Explainer: Canadian military benefits and pensions
Soldiers patrol an area in the Dand district of southern Afghanistan on Sunday, June 7, 2009. (Colin Perkel / THE CANADIAN PRESS)
What’s the typical length of service in the Canadian Forces?
Depending on the occupation chosen, length of service in the Canadian Forces usually ranges between three to nine years, not including subsidized training or education.
What kind of discharges are there?
- Honourable: Those who receive an honourable discharge are generally eligible for most veteran benefits.
- Dishonourable: Typically, a dishonourable discharge results in the loss of medical benefits and veteran status.
- Medical: Those who are discharged from the Canadian Forces for medical reasons can receive career supports as they transition to civilian life.
What’s happens to a CF member’s pension if they are discharged due to a disability?
According to the Department of National Defence and the Canadian Forces, if a CF member is released from duty because of a disability, they are entitled to an unreduced pension if they have accumulated 10 years of pensionable service.
What kind of help do Canadian Forces members injured in Afghanistan receive?
According to Veterans Affairs Canada, those who are injured but are able to remain in the military will receive health care benefits from the Department of National Defence and they can immediately qualify for a Disability Award and other benefits.
What’s a Disability Award?
The Disability Award provides injured Canadian Forces members or veterans with a tax-free cash award for an injury or illness resulting from military service. The amount of the award will depend on the degree to which the disability is related to your service, and the extent of the disability. Military rank or years of service have no connection to the amount received.

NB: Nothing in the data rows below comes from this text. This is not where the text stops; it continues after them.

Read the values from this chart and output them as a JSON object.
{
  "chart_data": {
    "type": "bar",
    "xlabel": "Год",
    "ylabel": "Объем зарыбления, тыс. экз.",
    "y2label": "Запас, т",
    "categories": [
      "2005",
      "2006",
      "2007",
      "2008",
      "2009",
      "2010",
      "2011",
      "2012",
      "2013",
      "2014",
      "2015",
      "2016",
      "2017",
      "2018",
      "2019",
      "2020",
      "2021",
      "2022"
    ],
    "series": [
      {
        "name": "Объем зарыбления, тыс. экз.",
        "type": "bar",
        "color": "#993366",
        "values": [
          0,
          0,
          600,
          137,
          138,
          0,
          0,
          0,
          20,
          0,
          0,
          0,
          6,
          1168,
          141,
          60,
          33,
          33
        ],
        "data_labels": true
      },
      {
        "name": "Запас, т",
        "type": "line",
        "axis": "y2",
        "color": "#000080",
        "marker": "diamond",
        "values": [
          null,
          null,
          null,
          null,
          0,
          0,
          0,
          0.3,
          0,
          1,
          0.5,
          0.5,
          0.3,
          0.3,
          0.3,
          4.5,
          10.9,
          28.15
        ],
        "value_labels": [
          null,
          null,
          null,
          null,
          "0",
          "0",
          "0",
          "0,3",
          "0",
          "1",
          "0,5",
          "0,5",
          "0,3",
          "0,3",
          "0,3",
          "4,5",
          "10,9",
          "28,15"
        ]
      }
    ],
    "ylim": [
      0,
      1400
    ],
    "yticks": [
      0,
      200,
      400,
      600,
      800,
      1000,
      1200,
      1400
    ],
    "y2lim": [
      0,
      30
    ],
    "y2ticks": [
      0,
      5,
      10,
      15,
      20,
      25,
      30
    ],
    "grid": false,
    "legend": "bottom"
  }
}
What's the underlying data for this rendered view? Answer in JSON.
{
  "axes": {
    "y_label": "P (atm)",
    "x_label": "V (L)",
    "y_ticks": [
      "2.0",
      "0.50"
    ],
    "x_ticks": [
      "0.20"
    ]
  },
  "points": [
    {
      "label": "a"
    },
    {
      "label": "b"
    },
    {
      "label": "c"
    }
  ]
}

What’s a Disability Pension?
Disability pensions provide monthly tax-free payments to CF members and veterans. The amount of the award will depend on the degree to which the disability is related to your service, and the extent of the disability. Military rank or years of service have no connection to the amount received.
What if a veteran needs long-term care?
If a veteran needs long-term care, Veterans Affairs Canada can contribute to the cost of care if the veteran meets certain criteria, for example, military service, income eligibility, and/or whether their need for long term care is due to a service related disability. If a facility is full, a veteran may be placed on a waitlist or given other placement options.